DFS

练习

37. 解数独

class Solution:
    def solveSudoku(self, board: List[List[str]]) -> None:
        """
        Do not return anything, modify board in-place instead.
        """
        rows = [[False] * 9 for _ in range(9)] 
        cols = [[False] * 9 for _ in range(9)] 
        cell = [[False] * 9 for _ in range(9)]
        cell_i = lambda i, j: (i // 3) * 3 + (j // 3)
        for i in range(9): 
            for j in range(9): 
                if board[i][j] == '.': continue 
                n = int(board[i][j]) - 1 
                rows[i][n] = cols[j][n] = cell[cell_i(i, j)][n] = True 
        
        def dfs(x, y): 
            if x == 9: return True 
            if y == 9: return dfs(x + 1, 0)
            if board[x][y] != '.': return dfs(x, y + 1) 
            for i in range(9): 
                if not rows[x][i] and not cols[y][i] and not cell[cell_i(x, y)][i]: 
                    rows[x][i] = cols[y][i] = cell[cell_i(x, y)][i] = True 
                    board[x][y] = str(i + 1) 
                    if dfs(x, y + 1): return True 
                    rows[x][i] = cols[y][i] = cell[cell_i(x, y)][i] = False 
                    board[x][y] = '.'
            return False 
        
        dfs(0, 0)

39. 组合总和

class Solution:
    def combinationSum(self, candidates: List[int], target: int) -> List[List[int]]:
        ans = [] 

        def dfs(cur, t): 
            if t < 0: return 
            if t == 0: ans.append(cur); return 
            for x in candidates: 
                if (len(cur) > 0 and cur[-1] or 0) <= x <= t: dfs(cur + [x], t - x)
        
        dfs([], target) 
        return ans

题目说如果两个结果中每个所选数字的数量都相同，那么这两个结果等价。也就是说不要求顺序，每一个结果都是 set 而非 list，只不过用 list 存放；是组合而非排列。

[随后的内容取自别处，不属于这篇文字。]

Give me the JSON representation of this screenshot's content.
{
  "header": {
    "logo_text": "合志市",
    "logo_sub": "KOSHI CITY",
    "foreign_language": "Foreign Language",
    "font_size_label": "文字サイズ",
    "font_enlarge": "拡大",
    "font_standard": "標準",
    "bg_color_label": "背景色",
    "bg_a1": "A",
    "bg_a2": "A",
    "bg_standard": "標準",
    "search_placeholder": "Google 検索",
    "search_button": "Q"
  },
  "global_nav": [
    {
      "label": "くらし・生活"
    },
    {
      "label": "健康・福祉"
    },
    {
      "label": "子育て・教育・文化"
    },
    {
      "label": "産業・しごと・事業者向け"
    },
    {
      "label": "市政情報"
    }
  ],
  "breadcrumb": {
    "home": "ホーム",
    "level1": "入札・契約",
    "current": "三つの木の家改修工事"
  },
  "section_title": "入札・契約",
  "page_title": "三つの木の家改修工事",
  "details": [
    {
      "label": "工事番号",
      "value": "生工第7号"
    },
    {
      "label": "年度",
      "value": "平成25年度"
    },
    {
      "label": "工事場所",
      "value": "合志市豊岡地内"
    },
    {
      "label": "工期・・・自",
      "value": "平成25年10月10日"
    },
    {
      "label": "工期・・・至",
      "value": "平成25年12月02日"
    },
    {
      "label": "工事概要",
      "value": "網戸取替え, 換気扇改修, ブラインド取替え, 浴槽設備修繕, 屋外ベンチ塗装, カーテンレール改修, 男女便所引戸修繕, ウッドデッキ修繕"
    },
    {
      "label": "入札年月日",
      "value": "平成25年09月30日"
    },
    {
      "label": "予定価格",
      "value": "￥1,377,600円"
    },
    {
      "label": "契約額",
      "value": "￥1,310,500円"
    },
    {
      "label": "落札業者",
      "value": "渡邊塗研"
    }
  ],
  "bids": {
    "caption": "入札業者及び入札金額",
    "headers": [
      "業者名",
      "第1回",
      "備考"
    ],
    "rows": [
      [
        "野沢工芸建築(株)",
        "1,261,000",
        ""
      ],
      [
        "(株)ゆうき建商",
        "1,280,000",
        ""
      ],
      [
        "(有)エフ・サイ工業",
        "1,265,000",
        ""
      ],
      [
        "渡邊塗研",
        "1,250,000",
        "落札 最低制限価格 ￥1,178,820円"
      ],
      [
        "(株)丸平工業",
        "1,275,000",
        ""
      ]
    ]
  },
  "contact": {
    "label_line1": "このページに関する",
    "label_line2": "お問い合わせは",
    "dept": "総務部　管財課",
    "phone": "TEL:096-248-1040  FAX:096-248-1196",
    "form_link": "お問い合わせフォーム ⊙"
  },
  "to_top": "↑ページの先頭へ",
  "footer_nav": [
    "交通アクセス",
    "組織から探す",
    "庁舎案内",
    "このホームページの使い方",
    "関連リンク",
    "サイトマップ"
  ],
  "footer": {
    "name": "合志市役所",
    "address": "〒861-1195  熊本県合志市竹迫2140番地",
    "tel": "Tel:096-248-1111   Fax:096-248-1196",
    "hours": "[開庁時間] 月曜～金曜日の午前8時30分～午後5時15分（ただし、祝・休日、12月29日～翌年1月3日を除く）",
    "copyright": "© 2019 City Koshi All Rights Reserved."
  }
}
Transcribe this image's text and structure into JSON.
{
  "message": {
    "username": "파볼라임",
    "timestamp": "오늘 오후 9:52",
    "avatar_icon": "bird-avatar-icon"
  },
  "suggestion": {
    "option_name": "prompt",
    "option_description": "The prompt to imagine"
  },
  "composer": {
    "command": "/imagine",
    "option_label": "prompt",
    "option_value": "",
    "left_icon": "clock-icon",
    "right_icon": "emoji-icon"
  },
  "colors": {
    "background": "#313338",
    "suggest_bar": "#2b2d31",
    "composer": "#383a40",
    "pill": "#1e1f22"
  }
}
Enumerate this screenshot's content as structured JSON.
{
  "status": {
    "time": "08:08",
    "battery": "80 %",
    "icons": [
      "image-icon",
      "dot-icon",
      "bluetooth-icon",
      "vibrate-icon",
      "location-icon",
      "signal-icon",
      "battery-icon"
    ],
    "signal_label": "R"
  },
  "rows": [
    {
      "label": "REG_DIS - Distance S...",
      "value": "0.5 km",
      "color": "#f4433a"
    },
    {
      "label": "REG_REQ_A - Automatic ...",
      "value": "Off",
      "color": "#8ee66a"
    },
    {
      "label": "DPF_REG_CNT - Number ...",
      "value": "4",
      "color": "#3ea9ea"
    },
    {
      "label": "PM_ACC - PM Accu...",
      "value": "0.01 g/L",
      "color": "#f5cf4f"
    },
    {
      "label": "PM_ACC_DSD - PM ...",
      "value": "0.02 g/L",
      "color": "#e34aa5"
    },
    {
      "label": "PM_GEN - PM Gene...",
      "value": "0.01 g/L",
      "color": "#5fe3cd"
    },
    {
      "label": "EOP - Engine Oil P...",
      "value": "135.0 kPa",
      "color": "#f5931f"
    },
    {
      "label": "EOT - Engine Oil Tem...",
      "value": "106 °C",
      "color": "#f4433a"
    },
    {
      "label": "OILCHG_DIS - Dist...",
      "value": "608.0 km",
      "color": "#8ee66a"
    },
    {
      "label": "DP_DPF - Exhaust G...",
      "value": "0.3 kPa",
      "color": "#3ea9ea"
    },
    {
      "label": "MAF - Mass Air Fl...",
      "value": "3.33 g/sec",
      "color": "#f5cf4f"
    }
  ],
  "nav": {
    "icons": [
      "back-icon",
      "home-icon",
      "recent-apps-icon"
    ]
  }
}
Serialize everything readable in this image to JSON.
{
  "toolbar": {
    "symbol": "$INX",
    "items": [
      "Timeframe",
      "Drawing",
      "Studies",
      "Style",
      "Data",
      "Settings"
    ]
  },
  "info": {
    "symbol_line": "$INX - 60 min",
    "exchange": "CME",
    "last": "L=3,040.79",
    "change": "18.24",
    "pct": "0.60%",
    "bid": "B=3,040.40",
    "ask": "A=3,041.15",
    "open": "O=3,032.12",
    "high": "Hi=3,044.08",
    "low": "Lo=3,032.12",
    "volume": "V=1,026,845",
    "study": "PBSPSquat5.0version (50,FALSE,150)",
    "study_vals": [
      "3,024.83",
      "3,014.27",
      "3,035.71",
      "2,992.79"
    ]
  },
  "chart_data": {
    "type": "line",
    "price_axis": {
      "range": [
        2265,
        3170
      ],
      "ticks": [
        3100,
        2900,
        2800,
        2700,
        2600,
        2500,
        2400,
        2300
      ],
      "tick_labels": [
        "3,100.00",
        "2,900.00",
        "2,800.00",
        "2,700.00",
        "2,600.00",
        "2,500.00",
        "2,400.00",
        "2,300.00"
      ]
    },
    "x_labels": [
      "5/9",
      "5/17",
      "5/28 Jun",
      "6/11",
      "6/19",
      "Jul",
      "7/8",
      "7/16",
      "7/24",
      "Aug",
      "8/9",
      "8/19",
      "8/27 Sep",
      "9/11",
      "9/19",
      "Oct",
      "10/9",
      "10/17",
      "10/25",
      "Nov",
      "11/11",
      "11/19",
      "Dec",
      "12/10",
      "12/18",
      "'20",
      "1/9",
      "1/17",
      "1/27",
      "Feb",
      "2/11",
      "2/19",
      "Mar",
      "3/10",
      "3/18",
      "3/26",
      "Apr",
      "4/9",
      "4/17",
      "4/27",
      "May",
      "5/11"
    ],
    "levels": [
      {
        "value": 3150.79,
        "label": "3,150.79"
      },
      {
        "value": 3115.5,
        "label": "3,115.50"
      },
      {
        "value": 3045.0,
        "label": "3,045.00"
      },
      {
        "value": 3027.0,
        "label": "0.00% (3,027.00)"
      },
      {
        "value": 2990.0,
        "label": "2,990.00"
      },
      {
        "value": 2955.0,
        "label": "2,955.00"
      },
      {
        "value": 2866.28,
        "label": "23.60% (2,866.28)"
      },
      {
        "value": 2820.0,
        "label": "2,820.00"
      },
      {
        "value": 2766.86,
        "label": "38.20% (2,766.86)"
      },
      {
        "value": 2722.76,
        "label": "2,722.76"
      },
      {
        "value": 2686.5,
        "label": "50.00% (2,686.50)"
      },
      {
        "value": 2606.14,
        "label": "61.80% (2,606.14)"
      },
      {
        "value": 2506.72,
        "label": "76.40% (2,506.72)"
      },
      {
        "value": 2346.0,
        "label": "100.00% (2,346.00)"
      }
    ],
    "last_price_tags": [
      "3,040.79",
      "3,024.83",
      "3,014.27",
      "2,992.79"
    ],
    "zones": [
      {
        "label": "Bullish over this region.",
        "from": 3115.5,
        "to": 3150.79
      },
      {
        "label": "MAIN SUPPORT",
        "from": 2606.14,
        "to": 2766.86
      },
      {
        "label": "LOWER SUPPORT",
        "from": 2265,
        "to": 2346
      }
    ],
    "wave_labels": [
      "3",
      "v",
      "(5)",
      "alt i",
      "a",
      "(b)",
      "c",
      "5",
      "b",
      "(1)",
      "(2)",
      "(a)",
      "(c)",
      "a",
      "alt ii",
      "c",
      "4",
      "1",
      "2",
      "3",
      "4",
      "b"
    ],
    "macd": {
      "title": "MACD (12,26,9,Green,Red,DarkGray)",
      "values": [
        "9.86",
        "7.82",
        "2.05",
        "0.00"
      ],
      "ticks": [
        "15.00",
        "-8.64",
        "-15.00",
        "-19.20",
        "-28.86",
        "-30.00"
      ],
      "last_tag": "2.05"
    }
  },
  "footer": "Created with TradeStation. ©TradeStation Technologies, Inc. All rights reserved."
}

中间的条件 (len(cur) > 0 and cur[-1] or 0) <= x <= t 保证产生的序列是递增的，这样选择的是唯一的。

40. 组合总和 II

class Solution:
    def combinationSum2(self, candidates: List[int], target: int) -> List[List[int]]:
        ans = set() 
        n = len(candidates) 
        candidates.sort() 

        def dfs(cur, idx, t): 
            if t == 0: ans.add(tuple(cur)); return 
            if t < 0 or idx >= n: return 
            for i in range(idx, n): 
                x = candidates[i] 
                if x <= t: dfs(cur + [x], i + 1, t - x) 
        
        dfs([], 0, target) 
        return [list(x) for x in ans]

上面的写法对于这个用例会 TLE：[1] * x, 30。需要先想清楚这个 dfs 执行过程中产生的树是什么样子的，然后剪枝。

感谢 liweiwei1419 大佬提供的剪枝思路。简单来说就是同层的相同的都给剪掉，不同层的相同的当然不用管，可以详细看评论区。

class Solution:
    def combinationSum2(self, candidates: List[int], target: int) -> List[List[int]]:
        ans = set() 
        n = len(candidates) 
        candidates.sort() 

        def dfs(cur, idx, t): 
            if t == 0: ans.add(tuple(cur)); return 
            if t < 0 or idx >= n: return 
            for i in range(idx, n): 
                if i > idx and candidates[i] == candidates[i - 1]: continue 
                x = candidates[i] 
                if x <= t: dfs(cur + [x], i + 1, t - x) 
        
        dfs([], 0, target) 
        return [list(x) for x in ans]

282. 给表达式添加运算符

需要注意的细节：

以 0 开头的只有 ‘0’ 才行，其他都不行。
只是二元运算，第一个数字前面没有符号或操作。

class Solution:
    def addOperators(self, num: str, target: int) -> List[str]:
        n = len(num) 
        ans = [] 

        def dfs(pre, cur, idx, res): 
            # 上一个数，当前算数结果，下一个的下标，当前字符串结果
            if idx == n: 
                if cur == target: ans.append(res) 
                return 
            for slen in range(1, n - idx + 1): 
                cur_s = num[idx: idx + slen] 
                cur_num = int(cur_s) 
                if cur_s[0] == '0' and len(cur_s) != 1: return 
                if idx == 0: 
                    dfs(cur_num, cur + cur_num, idx + slen, res + cur_s) 
                else: 
                    dfs(cur_num, cur + cur_num, idx + slen, res + "+" + cur_s) 
                    dfs(-cur_num, cur - cur_num, idx + slen, res + "-" + cur_s) 
                    dfs(pre * cur_num, cur - pre + pre * cur_num, idx + slen, res + "*" + cur_s) 
        
        dfs(0, 0, 0, "") 
        return ans